A pesar de las iniciativas nacionales e internacionales para promover a las médicas en puestos de liderazgo, estas preocupaciones aún persisten para aquellas profesionales que quieren superarse en el ámbito clínico y académico (2, 4). Por ello, las médicas han tomado otras estrategias para impulsar su actividad profesional a través de plataformas virtuales, donde establecen conexiones que las valoran en gran dimensión (2, 5).
Un estudio realizado a las aspirantes a cirujanas de la Universidad de Arkansas encontró que para ellas fue extremadamente influyente y empoderante observar a una cirujana como modelo a seguir (3). Otro estudio donde comparan una cohorte masculina con otra femenina de estudiantes de Medicina halló que la mayoría de varones que recibieron mentoría no tuvieron el desempeño esperado; contrariamente, las pocas mujeres que sí recibieron mentoría tuvieron un gran desempeño en su labor profesional, clínica y de investigación, además eligieron adecuadamente sus especialidades comparadas con la cohorte masculina (1). Esto indica que las mujeres en medicina tienden a valorar más la mentoría que los varones (2, 4).

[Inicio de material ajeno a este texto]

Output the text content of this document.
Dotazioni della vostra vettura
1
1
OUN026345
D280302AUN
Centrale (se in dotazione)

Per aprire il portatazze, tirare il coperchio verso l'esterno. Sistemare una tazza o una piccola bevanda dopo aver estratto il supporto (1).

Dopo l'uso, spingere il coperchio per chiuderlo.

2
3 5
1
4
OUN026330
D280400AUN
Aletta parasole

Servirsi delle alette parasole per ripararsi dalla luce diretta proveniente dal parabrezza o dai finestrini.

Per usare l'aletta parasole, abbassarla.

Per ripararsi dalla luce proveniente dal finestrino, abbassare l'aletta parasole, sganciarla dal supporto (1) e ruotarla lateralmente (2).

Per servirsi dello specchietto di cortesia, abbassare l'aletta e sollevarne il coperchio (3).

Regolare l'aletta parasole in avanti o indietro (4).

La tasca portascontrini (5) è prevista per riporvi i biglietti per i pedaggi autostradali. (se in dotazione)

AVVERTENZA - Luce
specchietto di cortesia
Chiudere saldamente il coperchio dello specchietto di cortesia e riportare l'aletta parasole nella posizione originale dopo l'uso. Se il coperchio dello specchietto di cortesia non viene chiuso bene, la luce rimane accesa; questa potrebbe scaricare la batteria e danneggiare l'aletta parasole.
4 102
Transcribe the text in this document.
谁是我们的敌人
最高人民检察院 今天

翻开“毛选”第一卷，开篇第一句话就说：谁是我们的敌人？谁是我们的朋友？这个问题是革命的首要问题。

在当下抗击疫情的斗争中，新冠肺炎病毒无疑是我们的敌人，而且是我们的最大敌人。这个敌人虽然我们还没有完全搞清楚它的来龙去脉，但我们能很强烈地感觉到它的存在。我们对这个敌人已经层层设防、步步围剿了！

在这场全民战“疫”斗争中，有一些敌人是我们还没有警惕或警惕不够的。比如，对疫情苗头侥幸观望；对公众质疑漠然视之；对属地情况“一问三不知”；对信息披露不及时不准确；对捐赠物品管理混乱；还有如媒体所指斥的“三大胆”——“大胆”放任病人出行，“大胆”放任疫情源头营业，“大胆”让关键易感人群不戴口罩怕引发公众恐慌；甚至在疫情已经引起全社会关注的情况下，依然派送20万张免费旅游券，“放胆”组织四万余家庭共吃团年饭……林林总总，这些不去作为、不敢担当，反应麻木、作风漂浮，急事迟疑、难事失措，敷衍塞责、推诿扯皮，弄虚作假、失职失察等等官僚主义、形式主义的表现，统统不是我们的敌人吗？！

Se han descrito experiencias de programas exitosos de distintas modalidades de mentoría para mujeres en medicina académica, que son bien recibidos y han demostrado mejorar la promoción y retención del profesorado femenino, el número y el éxito de la mujer en todo el espectro profesional (6).
Finalmente, la mentoría es un derecho para la mujer en la medicina académica y clínica, por lo que se deben iniciar cursos formales de mentoría dentro de los programas de medicina, tanto en pregrado como posgrado, y realizar evaluaciones periódicas mediante instrumentos validados para beneficio de las nuevas generaciones de profesionales y la sociedad en general.